Eccoci di nuovo in fila per salire sul traghetto che ci riporterà verso la realtà quotidiana.
Ci sono poche auto sul molo, sia perché la partenza infrasettimanale è poco richiesta sia perché quest’anno c’è stato un calo delle presenze a causa degli alti prezzi a cui ci hanno tristemente abituati gli isolani.
Salgo la rampa di imbarco per entrare nel garage della nave e mi sento un po’ Pinocchio mentre viene mangiato dalla balena. Oltretutto la nave bianca sa molto di Moby Dick. Il solito “simpaticissimo” marinaio tutto fare, sbraita affinché io accosti l’auto il più vicino possibile a quella accanto, quasi a toccarla. Anche questa è una “piacevole” abitudine che mi ricorda molto la frase “così è, se vi pare”.
Raggiunta la sala centrale occupiamo subito tre poltrone, ma dopo pochi minuti sono già fuori per vedere la partenza della nave. Anche mio figlio è con me e lo tengo stretto stretto perché ho sempre paura che quelle vecchie balaustre non tengano il peso. Si, è vero. Forse sono troppo ansiosa e questo poi si ripercuote sull’insicurezza di lui.

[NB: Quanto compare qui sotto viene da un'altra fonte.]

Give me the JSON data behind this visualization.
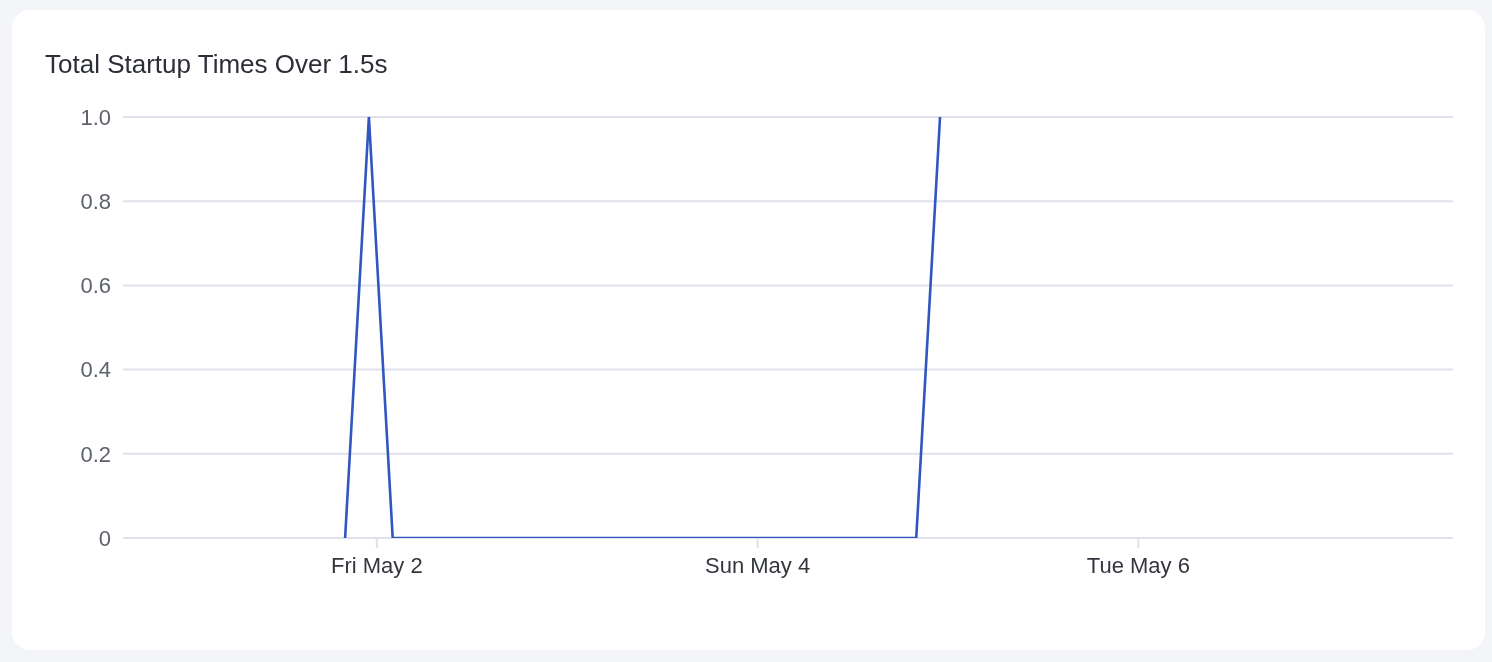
{
  "chart_data": {
    "type": "line",
    "title": "Total Startup Times Over 1.5s",
    "x": [
      "--05-01T20:00",
      "--05-01T23:00",
      "--05-02T02:00",
      "--05-04T20:00",
      "--05-04T23:00"
    ],
    "series": [
      {
        "color": "#3057bf",
        "values": [
          0,
          1,
          0,
          0,
          1
        ]
      }
    ],
    "xlim": [
      "--04-30T16:00",
      "--05-07T15:40"
    ],
    "xticks": [
      {
        "value": "--05-02",
        "label": "Fri May 2"
      },
      {
        "value": "--05-04",
        "label": "Sun May 4"
      },
      {
        "value": "--05-06",
        "label": "Tue May 6"
      }
    ],
    "ylim": [
      0,
      1
    ],
    "yticks": [
      0,
      0.2,
      0.4,
      0.6,
      0.8,
      {
        "value": 1,
        "label": "1.0"
      }
    ],
    "grid": "y",
    "line_style": "solid"
  }
}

Finalmente dal molo si sganciano le funi dell’ormeggio e lentamente la nave arretra fino ad arrivare nella rada dove può fare manovra. Nel golfo ci sono diverse imbarcazioni, alcune delle quali denotano il grado di ricchezza di chi le possiede. Io non potrei permettermi nemmeno uno dei loro salvagente.
Il traghetto ora è in posizione giusta ed i motori aumentano i giri per affrontare il mare aperto.
A questo punto mio figlio decide di rientrare, anche perché fuori il vento comincia ad essere insistente. Io invece, preferisco rimanere fuori perché voglio gustarmi gli ultimi secondi di questa vacanza.
Ormai la vista dell’isola non mi dovrebbe fare più un grande effetto, dato che ormai ci sarò stata almeno dieci volte. Eppure, ogni volta è come se fosse la prima. Il nostro sogno è quello di poter un giorno prenderci una casetta dove passare parte della nostra vecchiaia.
Dato che la parte dell’isola che si vede dal traghetto è fra le meno belle e quindi meno frequentate, tutti gli anni mi ripropongo di vistarla comunque, prima o poi, ma so già che non manterrò questa promessa perché ci vorrebbe più uno scooter che un’auto.
Sul ponte non c’è molta gente. In un angolo c’è un gruppo di extracomunitari seduti per terra che ridono e scherzano fra di loro. Una signora sui cinquanta parla animatamente al cellulare e piano piano si avvicina a me. La osservo attentamente, cercando di carpire ogni suo piccolo movimento, ogni sua espressione del viso, ogni sua frase che risulti più femminile delle mie. Poi chiude il telefonino, lo infila nella borsetta nera e dorata e contemporaneamente prende il pacchetto delle sigarette e l’accendino. Ne accende una, rimette tutto a posto nella borsa e girandosi verso l’isola lascia uscire il fumo che mi arriva addosso e mi riempie le narici. Non è un sapore forte ma quasi dolciastro. Mi ricorda quando anch’io fumavo, senza che mi piacesse particolarmente. La mente va indietro nel tempo, alle ultime volte che mi ero vestita, nelle quali mi ero finalmente vista donna.
Chiudo un attimo gli occhi ed assaporo la scia di fumo mista a profumo, cercando di immedesimarmi in quella donna, come se fossi io stessa a generare quegli odori.
Ancora una volta il meccanismo di trasformazione si attiva ed il corpo reagisce di conseguenza. La posa si irrigidisce, specialmente nel bacino, mentre le gambe sono già incrociate. La schiena si inarca, la testa si alza, le spalle si allargano. Il vento ora mi muove i capelli, che sembrano ondeggiare fluenti. Il mento si appoggia sulla spalla ed apro gli occhi. Voglio gustarmi fino all’ultimo la vista dell’isola, rimanendone attaccata come un gatto con gli artigli conficcati nella roccia. Anche questo l’ho fatto tante volte, ma oggi è diverso, perché gli occhi che guardano non sono i soliti. Sono quelli di Martina.